I (and many others) are looking for a program, or some specific settings to use in a command line program, or anything to be able to drop it to a lower bitrate for long term storage. As for codecs i imagine still using h264 would be best for size/quality.

Here's some sample .ts files (http://www.geekzone.co.nz/Fossie/4877)

Thanks to anyone that can help.

tre31
11th August 2008, 11:44
I would say that your best bet would be too use 2 pass x264 encoding, there is no way too transcode h264 too a lower bitrate without re-encoding. The benefits of 2 pass encoding are pretty much obvious - variable bitrate allocating more bits too the video that needs it, whereas what you see with dvb-t h264 transport muxes is they are constant (pretty much).

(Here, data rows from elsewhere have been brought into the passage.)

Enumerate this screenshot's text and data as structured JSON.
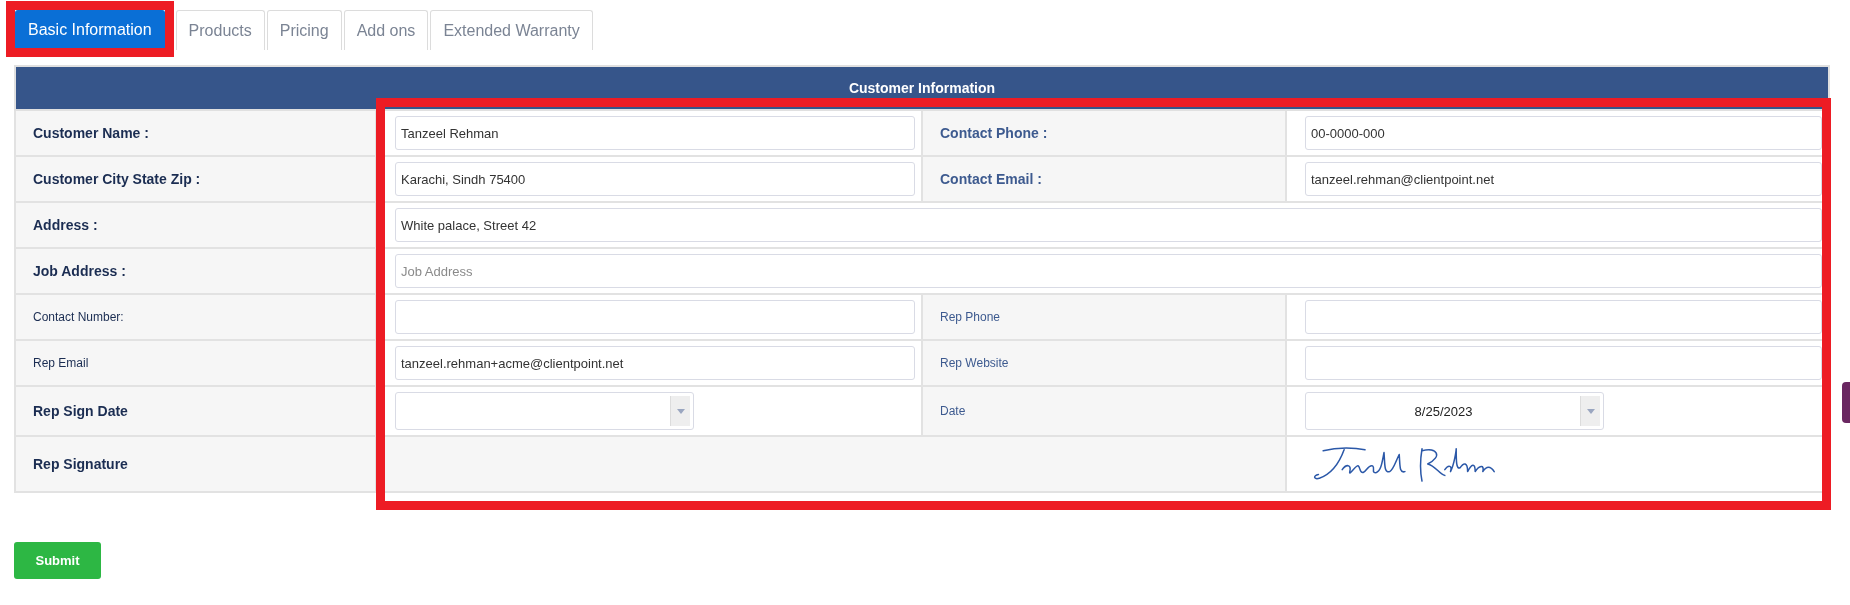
{
  "tabs": [
    {
      "label": "Basic Information",
      "selected": true,
      "highlighted": true
    },
    {
      "label": "Products",
      "selected": false,
      "highlighted": false
    },
    {
      "label": "Pricing",
      "selected": false,
      "highlighted": false
    },
    {
      "label": "Add ons",
      "selected": false,
      "highlighted": false
    },
    {
      "label": "Extended Warranty",
      "selected": false,
      "highlighted": false
    }
  ],
  "form": {
    "title": "Customer Information",
    "fields_highlighted": true,
    "rows": [
      {
        "cells": [
          {
            "kind": "label",
            "text": "Customer Name :",
            "bold": true
          },
          {
            "kind": "input",
            "value": "Tanzeel Rehman"
          },
          {
            "kind": "label",
            "text": "Contact Phone :",
            "bold": true
          },
          {
            "kind": "input",
            "value": "00-0000-000"
          }
        ]
      },
      {
        "cells": [
          {
            "kind": "label",
            "text": "Customer City State Zip :",
            "bold": true
          },
          {
            "kind": "input",
            "value": "Karachi, Sindh 75400"
          },
          {
            "kind": "label",
            "text": "Contact Email :",
            "bold": true
          },
          {
            "kind": "input",
            "value": "tanzeel.rehman@clientpoint.net"
          }
        ]
      },
      {
        "cells": [
          {
            "kind": "label",
            "text": "Address :",
            "bold": true
          },
          {
            "kind": "input",
            "value": "White palace, Street 42",
            "colspan": 3
          }
        ]
      },
      {
        "cells": [
          {
            "kind": "label",
            "text": "Job Address :",
            "bold": true
          },
          {
            "kind": "input",
            "placeholder": "Job Address",
            "colspan": 3
          }
        ]
      },
      {
        "cells": [
          {
            "kind": "label",
            "text": "Contact Number:",
            "bold": false
          },
          {
            "kind": "input"
          },
          {
            "kind": "label",
            "text": "Rep Phone",
            "bold": false
          },
          {
            "kind": "input"
          }
        ]
      },
      {
        "cells": [
          {
            "kind": "label",
            "text": "Rep Email",
            "bold": false
          },
          {
            "kind": "input",
            "value": "tanzeel.rehman+acme@clientpoint.net"
          },
          {
            "kind": "label",
            "text": "Rep Website",
            "bold": false
          },
          {
            "kind": "input"
          }
        ]
      },
      {
        "cells": [
          {
            "kind": "label",
            "text": "Rep Sign Date",
            "bold": true
          },
          {
            "kind": "date"
          },
          {
            "kind": "label",
            "text": "Date",
            "bold": false
          },
          {
            "kind": "date",
            "value": "8/25/2023"
          }
        ]
      },
      {
        "cells": [
          {
            "kind": "label",
            "text": "Rep Signature",
            "bold": true
          },
          {
            "kind": "blank",
            "colspan": 2
          },
          {
            "kind": "signature"
          }
        ]
      }
    ]
  },
  "submit_button": {
    "label": "Submit"
  }
}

So there you have it, re-encode or just accept it, h264 size is much better than mpeg-2 (that we have in au), so I kind of find it amusing that even though you have the best situation you believe its not good enough.

Grim-Reaper
11th August 2008, 12:35
Cheers for the reply,
I guess i didn't really say it right, re-encoding is pretty much what i (and quite a few others) want to do. One person wants to drop it to DVD quality, though this would be a bit low for me. Yes HE-AAC + H264 are probably the best codecs out there for quality/filesize, but the video is obviously high bitrate as it is HD.
Just a program (or a batch script) that can drop the quality and therefore file size to something smaller for archiving, otherwise i'm going to be buying many hard drives.
I don't mind if a documentry i recorded 6 months ago isnt the full 720p its meant to be, if it'll save hard disk space.

If someone could point me to the right programs for demuxing a .ts file to audio/video, then reencoding the h264 and he-aac latm audio, i might be able to get the right command line parameters to try it myself and make a batch script, but help would obviously be nice.

tre31
11th August 2008, 15:42
h264ts_cutter_v111 - editing .ts if you need too
dgavcdec - get latest version in mpeg4 forum - can demux .ts stream into raw .avc, not sure about audio, but you can try.

Then just basically use megui too re-encode too 720p x264.

As for scripting it, well you are dealing with alpha software in some instances (dgavcdec), but I guess you could do the encoding with ffmpeg, but if you aren't experienced with x264 command lines (and even if you are) I would recommend megui, fact is with 2 pass encoding you need too calculate bitrates too hit specified file sizes.

btw you could have found this all out yourself with a little bit of research...

poisondeathray
14th August 2008, 22:24
Just to add, while everything can be done basically as tre31 says, the audio is different in freeview recordings: the audio is AAC LATM/LAOS.

Not very many programs can decode this format at this point in time. Fortunately Donald Graft recently added support in DGAVCDec v30 and later. You can demux the audio (it includes the proper delay), but then you still have to process it. If you have Winamp, you can use the disk writer plugin to convert it to .wav. I haven't found any other common apps that can process this type of audio

DirectShowSource() and AVCSource() both work for the video part. You can use audiodub() if you chose to use the DirectShowSource() method, and process them together (e.g. if you had to edit out commercials, to do both audio & video in sync). This is confirmed to work, I tested on the 1080i Boston Legal clip.